Crime Prevention Through Environmental Design:
Crime Prevention Through Environmental Design (CPTED) principles are based on anticipating the thought processes of a potential offender and creating an environment that discourages follow-through. CPTED has the added advantage of creating a sense of security and well-being among legitimate users of the built environment.
CPTED based strategies emphasize enhancing the perceived risk of detection and apprehension. Research into criminal behaviour indicates that the decision to offend or not to offend is more influenced by cues to the perceived risk of being caught than by cues to reward or ease of entry. Behaviour effects can be accomplished by reducing the propensity of the physical environment to support criminal behaviours by adhering to the following key principles:
1. Territoriality is a design concept that clearly delineates private space from semi-public and public spaces and also creates a sense of ownership. Ownership creates an environment where the appearance of strangers and intruders stands out and is more easily identified.

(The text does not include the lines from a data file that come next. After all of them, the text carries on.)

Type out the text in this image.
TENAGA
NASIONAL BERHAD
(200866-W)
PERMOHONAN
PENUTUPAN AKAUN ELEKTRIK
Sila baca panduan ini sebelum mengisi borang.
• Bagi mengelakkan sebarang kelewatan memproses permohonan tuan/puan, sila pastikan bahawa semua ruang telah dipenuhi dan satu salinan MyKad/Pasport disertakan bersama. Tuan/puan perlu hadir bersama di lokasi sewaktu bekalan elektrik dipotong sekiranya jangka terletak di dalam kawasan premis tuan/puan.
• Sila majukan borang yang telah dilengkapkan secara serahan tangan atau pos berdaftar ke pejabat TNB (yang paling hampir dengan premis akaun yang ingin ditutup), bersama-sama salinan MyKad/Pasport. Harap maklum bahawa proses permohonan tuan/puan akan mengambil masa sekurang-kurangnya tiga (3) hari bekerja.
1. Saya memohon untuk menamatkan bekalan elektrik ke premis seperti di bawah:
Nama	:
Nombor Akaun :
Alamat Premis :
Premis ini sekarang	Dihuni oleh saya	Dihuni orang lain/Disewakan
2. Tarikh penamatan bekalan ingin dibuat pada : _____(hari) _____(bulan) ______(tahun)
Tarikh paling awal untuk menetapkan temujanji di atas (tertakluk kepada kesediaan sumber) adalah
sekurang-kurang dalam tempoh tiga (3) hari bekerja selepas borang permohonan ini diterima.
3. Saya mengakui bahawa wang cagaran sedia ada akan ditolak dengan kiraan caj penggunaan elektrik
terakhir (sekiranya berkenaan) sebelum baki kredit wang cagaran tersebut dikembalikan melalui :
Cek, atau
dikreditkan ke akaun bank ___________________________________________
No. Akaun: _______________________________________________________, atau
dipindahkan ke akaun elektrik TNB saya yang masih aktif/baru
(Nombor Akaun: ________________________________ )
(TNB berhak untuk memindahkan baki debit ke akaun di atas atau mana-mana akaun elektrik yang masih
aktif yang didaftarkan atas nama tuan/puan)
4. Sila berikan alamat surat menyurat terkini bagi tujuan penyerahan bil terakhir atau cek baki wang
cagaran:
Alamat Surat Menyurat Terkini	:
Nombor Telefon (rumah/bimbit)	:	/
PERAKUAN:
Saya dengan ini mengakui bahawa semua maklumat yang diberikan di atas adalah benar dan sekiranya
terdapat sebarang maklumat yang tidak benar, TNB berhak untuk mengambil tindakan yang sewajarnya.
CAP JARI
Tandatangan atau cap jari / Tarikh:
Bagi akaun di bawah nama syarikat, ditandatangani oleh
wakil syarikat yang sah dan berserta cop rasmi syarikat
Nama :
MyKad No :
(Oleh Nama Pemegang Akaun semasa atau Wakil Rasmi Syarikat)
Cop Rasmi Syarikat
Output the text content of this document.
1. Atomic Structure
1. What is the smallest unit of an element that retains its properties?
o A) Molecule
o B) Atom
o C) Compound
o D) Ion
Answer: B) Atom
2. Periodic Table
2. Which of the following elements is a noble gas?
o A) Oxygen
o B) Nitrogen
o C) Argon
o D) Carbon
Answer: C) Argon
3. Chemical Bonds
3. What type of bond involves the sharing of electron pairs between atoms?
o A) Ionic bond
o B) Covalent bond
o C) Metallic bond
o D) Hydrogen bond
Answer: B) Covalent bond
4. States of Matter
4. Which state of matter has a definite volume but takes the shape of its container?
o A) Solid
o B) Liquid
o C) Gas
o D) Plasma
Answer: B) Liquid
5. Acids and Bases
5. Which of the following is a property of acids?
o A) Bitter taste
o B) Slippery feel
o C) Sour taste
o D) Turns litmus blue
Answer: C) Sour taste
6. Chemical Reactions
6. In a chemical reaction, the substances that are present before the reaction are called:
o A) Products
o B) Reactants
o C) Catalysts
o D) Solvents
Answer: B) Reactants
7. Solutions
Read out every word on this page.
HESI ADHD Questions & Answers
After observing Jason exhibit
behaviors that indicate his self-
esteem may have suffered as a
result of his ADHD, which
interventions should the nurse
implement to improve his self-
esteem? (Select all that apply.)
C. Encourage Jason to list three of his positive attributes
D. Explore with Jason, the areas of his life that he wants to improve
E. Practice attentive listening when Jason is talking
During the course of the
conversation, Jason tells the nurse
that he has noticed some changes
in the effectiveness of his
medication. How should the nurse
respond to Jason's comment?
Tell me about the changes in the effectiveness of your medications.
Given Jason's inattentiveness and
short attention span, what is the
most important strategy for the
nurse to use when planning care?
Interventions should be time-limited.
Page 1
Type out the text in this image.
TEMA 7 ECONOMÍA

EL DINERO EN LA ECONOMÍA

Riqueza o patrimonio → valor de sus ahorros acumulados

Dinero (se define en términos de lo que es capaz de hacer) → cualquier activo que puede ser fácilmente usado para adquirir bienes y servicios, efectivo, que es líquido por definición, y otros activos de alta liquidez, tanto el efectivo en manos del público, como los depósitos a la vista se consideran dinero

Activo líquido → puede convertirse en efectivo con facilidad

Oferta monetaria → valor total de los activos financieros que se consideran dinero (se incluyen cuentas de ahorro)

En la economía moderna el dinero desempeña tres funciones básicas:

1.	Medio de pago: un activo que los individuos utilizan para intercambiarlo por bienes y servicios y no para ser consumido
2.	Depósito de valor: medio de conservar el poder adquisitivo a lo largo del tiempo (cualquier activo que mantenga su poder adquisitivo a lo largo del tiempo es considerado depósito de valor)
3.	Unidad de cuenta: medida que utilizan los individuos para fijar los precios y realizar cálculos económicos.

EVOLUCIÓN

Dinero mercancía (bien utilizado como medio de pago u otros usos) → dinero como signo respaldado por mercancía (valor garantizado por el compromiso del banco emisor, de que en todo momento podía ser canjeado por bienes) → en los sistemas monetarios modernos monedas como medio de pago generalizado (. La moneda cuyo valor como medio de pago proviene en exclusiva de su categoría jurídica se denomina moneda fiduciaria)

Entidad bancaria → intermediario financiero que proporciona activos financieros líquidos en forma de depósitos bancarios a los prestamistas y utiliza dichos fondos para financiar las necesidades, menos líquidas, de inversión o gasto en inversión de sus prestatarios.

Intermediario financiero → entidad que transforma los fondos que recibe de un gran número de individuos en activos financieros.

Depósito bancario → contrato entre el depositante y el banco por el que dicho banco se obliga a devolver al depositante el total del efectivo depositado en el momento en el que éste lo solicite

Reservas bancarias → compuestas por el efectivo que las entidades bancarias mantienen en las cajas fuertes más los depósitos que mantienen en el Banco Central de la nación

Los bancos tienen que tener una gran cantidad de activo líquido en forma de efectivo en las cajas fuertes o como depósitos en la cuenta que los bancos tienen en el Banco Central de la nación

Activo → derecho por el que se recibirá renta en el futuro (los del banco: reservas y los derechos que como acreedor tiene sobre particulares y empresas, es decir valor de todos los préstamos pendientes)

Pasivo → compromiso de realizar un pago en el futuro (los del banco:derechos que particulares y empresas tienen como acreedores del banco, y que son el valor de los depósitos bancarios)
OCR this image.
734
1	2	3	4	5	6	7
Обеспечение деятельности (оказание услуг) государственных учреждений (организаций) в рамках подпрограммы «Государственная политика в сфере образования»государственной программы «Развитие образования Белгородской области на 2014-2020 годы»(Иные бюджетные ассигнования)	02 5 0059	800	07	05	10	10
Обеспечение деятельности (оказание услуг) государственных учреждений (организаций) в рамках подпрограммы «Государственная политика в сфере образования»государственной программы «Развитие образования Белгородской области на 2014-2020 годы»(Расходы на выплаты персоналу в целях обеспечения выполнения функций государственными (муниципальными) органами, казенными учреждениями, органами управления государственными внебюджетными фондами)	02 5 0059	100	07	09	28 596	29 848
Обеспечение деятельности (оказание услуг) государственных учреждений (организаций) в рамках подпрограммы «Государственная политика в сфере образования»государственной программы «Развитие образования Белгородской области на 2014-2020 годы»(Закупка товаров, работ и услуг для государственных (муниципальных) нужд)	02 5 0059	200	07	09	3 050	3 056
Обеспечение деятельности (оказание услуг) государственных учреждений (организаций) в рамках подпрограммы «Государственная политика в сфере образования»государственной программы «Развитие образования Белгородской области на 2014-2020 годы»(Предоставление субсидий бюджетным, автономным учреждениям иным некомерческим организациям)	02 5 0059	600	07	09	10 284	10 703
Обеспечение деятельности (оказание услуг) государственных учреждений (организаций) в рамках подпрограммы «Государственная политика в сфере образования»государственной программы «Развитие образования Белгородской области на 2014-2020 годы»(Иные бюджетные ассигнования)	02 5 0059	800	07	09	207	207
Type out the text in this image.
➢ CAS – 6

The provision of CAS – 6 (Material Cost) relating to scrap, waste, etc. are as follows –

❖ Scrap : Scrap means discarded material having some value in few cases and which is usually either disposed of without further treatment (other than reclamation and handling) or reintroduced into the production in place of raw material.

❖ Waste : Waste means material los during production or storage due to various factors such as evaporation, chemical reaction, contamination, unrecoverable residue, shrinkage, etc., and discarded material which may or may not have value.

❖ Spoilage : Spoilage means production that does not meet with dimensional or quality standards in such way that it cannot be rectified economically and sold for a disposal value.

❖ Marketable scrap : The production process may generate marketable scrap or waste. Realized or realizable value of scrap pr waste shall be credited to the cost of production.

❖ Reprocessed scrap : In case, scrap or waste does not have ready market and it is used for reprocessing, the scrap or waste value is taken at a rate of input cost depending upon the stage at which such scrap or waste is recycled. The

2. Natural Surveillance is a design concept directed primarily at observing intruders. Provision of natural surveillance helps to create environments where there is sufficient opportunity for people engaged in their normal activities to observe the space around them. Areas can be designed so sightlines are open and they are therefore more easily observed.
3. Natural Access Control is a design concept directed primarily at decreasing criminal accessibility. Provision of natural access control limits the number of entry points to the property and building.
4. Activity Support is the presence of activity planned for the space and involves placing activity where the individuals engaged in an activity will become part of the natural surveillance system.
5. Maintenance provide a standard of proper maintenance of the property, fixtures, buildings, and other features required to support the principles of CPTED.
• Locating lighting in such a way that bulbs can be easily replaced, and shrubs and vegetation do not obstruct light from intended target areas.
• Landscaping which is maintained at prescribed standards so that the placement and growth of shrubs and vegetation does not interfere with sight lines or light sources.
CPTED principles should be incorporated into the design of public and private spaces at the earliest possible phase of a project in order to ensure the maximum positive effect for the minimum possible cost. The 3Si team includes qualified and experienced CPTED practitioners capable of delivering thoughtful assessments and recommendations that will maximize the potential positive effects of the latest CPTED principles in a well-designed space.